To combat “helicopter parents” and to promote the idea of a “free range” childhood, Skenazy declared a “Take Your Children To the Park and Leave Them There Day” in May, during which she encouraged parents to leave their children together to play at the park without parental supervision. “The media was jumping up and down, saying, ‘It’s a pedophile parade!,'” says Skenazy, “They were crazed with fear, and all I was suggesting that we let our kids of ages 7, 8 and up, go and spend an hour, half an hour, they got me down to 10 minutes, 10 minutes at the park, with each other, trying to come up with a game, figure out four square, play
handball, do hopscotch, without me telling you what to do, because that turns out to be
a very important thing. free range kids end up having to entertain themselves.” 

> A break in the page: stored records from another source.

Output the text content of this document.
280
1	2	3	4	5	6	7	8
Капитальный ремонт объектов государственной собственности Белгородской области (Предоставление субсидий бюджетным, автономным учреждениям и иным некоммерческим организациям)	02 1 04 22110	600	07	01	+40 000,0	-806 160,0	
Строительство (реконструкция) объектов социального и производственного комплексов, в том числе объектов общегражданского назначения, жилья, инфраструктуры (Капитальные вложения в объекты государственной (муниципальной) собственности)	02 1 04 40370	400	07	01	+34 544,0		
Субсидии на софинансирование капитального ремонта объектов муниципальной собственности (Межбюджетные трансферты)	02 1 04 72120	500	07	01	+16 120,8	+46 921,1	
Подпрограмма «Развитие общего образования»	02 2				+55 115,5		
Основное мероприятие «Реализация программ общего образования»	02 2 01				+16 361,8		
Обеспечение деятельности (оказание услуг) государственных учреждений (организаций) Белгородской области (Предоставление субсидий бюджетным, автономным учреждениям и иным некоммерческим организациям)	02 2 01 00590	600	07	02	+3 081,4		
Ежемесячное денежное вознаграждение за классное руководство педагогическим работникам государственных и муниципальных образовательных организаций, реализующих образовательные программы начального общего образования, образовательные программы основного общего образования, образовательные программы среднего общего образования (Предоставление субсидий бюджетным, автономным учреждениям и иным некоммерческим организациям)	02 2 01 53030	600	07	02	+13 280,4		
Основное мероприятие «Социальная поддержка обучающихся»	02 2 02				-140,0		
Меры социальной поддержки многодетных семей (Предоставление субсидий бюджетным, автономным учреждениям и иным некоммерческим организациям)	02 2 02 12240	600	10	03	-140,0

Skenazy suggests a simple and easy way for parents to nudge their kids down the “free range” path is to shut off their cell phones, turn off the TV and go for a walk, either alone or with their kids. “You can leave your cell phone at home and so you sort of wean yourself off of the idea that you must be constantly available to your child and vice versa,” she says.  “Use one of those hours that you’re gonna watch ‘CSI’ with a body dredged out of the swamp or ‘Law & Order’ with the girl dragged off the street, to turn off the TV and spend that hour outside. You know, walk around your neighborhood, preferably with your kid, to remind yourself that you live in the neighborhood—that’s where you live. You don’t live in ‘Law & Order’-ville and ‘CSI’-ville.”